Over nine months, I developed a generative agent model that processes pixel observations from multi-agent RL games and predicts future frames. My key insight was to learn an object-centric inverse action dynamics model using a conditional variational autoencoder (CVAE). The CVAE's prior implicitly learned a policy for each object in the scene, enabling the model to decompose agents' goals, rewards, and policies directly from visual input. Through linear probing, I showed that the model generalized to unseen agents and game settings, capturing agent-centric properties without supervision. Most importantly, I showed this model accelerates IPPO's convergence to a collaborative policy in MARL games, where standard IPPO policies fail. This work earned a Harvard Kempner Institute Poster Award and is in preparation for ICML 2025.

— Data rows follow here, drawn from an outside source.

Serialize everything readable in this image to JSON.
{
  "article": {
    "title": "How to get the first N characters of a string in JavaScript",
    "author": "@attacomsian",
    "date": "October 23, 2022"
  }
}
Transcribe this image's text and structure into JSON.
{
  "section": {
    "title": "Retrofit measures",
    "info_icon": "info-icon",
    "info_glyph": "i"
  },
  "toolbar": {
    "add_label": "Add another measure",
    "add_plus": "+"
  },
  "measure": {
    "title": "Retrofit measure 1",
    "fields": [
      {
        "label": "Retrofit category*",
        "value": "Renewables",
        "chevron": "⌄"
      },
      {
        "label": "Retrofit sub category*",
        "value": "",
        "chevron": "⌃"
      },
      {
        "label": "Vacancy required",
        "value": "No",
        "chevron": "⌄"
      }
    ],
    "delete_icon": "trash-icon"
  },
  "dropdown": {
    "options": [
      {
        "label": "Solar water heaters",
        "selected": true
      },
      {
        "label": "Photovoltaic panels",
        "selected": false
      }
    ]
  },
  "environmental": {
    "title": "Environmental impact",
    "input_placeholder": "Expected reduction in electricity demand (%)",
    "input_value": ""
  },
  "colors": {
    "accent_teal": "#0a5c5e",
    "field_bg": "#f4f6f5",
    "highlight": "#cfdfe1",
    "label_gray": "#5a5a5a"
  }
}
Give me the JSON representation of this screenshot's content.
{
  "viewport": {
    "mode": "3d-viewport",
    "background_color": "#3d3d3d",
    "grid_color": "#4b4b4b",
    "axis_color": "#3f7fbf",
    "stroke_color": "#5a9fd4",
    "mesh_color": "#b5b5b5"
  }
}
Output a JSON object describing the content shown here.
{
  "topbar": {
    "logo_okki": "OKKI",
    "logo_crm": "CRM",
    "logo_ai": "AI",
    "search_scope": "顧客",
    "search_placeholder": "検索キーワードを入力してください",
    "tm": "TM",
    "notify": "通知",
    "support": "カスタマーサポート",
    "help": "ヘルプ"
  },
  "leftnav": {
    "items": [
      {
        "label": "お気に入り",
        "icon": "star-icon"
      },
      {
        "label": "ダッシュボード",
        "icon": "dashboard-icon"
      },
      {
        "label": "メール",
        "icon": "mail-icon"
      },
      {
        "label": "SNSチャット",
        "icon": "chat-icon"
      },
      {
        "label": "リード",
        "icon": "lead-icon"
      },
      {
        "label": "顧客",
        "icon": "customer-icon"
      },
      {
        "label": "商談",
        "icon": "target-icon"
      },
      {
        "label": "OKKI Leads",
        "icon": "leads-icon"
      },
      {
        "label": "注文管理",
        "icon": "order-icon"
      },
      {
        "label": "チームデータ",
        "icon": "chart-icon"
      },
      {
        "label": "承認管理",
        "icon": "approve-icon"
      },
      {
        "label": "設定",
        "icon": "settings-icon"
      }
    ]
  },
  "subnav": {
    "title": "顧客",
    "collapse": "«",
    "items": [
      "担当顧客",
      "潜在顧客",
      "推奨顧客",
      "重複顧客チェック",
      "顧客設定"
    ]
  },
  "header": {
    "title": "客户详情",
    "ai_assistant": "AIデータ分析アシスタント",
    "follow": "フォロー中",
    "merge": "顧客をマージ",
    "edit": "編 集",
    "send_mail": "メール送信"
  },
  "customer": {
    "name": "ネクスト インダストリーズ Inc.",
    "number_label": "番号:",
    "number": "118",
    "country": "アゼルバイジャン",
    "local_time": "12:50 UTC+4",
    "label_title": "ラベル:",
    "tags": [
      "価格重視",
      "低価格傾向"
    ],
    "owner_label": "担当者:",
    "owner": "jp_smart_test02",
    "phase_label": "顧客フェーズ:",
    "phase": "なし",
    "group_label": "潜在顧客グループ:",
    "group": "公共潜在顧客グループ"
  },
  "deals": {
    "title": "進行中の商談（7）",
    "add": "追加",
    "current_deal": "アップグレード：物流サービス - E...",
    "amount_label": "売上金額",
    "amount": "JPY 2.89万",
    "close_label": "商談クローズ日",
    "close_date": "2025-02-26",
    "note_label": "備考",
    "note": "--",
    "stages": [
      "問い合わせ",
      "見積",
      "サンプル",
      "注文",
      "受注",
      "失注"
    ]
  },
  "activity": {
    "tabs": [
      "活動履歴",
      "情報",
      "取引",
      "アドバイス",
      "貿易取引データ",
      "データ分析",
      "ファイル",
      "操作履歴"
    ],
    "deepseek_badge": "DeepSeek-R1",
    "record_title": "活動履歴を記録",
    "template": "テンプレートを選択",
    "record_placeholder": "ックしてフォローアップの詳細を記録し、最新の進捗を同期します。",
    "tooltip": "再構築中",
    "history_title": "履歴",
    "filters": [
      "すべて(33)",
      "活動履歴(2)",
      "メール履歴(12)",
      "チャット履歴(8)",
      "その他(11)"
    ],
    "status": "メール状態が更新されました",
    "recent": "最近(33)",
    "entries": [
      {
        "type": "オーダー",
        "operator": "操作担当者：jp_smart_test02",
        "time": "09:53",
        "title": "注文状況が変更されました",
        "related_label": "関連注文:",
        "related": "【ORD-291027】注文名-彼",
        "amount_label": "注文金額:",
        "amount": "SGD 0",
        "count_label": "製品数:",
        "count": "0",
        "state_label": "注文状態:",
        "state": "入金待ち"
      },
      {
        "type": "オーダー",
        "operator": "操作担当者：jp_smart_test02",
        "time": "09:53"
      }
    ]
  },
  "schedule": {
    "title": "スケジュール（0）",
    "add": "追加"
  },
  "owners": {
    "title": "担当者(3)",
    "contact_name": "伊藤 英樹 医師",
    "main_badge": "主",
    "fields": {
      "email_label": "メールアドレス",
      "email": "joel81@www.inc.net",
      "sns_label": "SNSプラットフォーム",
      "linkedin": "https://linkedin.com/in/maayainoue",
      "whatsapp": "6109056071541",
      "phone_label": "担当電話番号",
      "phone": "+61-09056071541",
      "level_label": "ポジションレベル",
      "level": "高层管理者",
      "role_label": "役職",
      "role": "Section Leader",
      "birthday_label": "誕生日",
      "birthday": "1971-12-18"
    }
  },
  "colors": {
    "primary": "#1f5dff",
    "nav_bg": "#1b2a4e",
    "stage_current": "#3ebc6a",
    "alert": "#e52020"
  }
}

The project also left me with deeper questions: Could we scale this generative model beyond 2D games to the real world, learning to predict agent dynamics directly from real-world observations?
Q3) Do we always have to start from scratch? While studying TD learning and tabular Q-learning in my classes, I found it frustrating that they start tabula rasa—Q-updates felt like a dog chasing its tail. I wondered: Can we initialize the target Q-values with something better than random? My idea was simple: use LLMs as zero-shot value approximators to warm-start the target Q-table or network, distilling LLM priors into Q-learning.
In collaboration with Professors Ila Fiete and Samuel Gershman, I prompt-engineered LLaMA-70b by providing text representations of states and the Bellman update equation, framing it as a Q-network agent tasked with predicting value estimates. The LLM-generated value table significantly accelerated tabular Q-learning convergence. Additionally, I demonstrated rapid Deep Q-learning convergence by warm-starting with LLM-estimated target Q-values for the TD update.
Moving forward, I wonder: How can we leverage foundation model priors to make Q-learning more sample-efficient for continuous, real-world tasks like robotic manipulation?
This past year, I've focused on how agents learn in unknown worlds. But every project has left me asking: how do we scale these ideas so agents can learn in the real world—especially in robotics?
During my PhD, I'm eager to work on robot learning and generalizable real-world policies. I'm particularly interested in improving long-horizon planning for robotics by building on three unanswered questions from my previous work:
1) Can we pretrain vision-language-action (VLA) models with simulation rollouts from RL agents and use parameter-free optimization for online adaptation with minimal data?
2) Can we train generative world models from multimodal data—like internet videos, audio, and tactile streams—and enable multi-abstraction hierarchical planning in these interactive simulators?
3) Can we bootstrap real-world RL for robotics using VLAs to guide efficient exploration in hard tasks, like precise dexterous manipulation?
Moreover, I believe enabling real-world robot learning means drawing inspiration from human cognition. I want to explore like chain-of-thought reasoning, process reward models, and test-time compute strategies to help VLAs decompose long-horizon problems into manageable subproblems. I'm also excited to study few-shot function learning—not just for robotics but for abstract domains like ARC-AGI.
By working on VLAs, generative world simulators, real-world RL, and few-show function learning, my goal is clear: teach robots to adapt and learn in the real world as quickly as possible.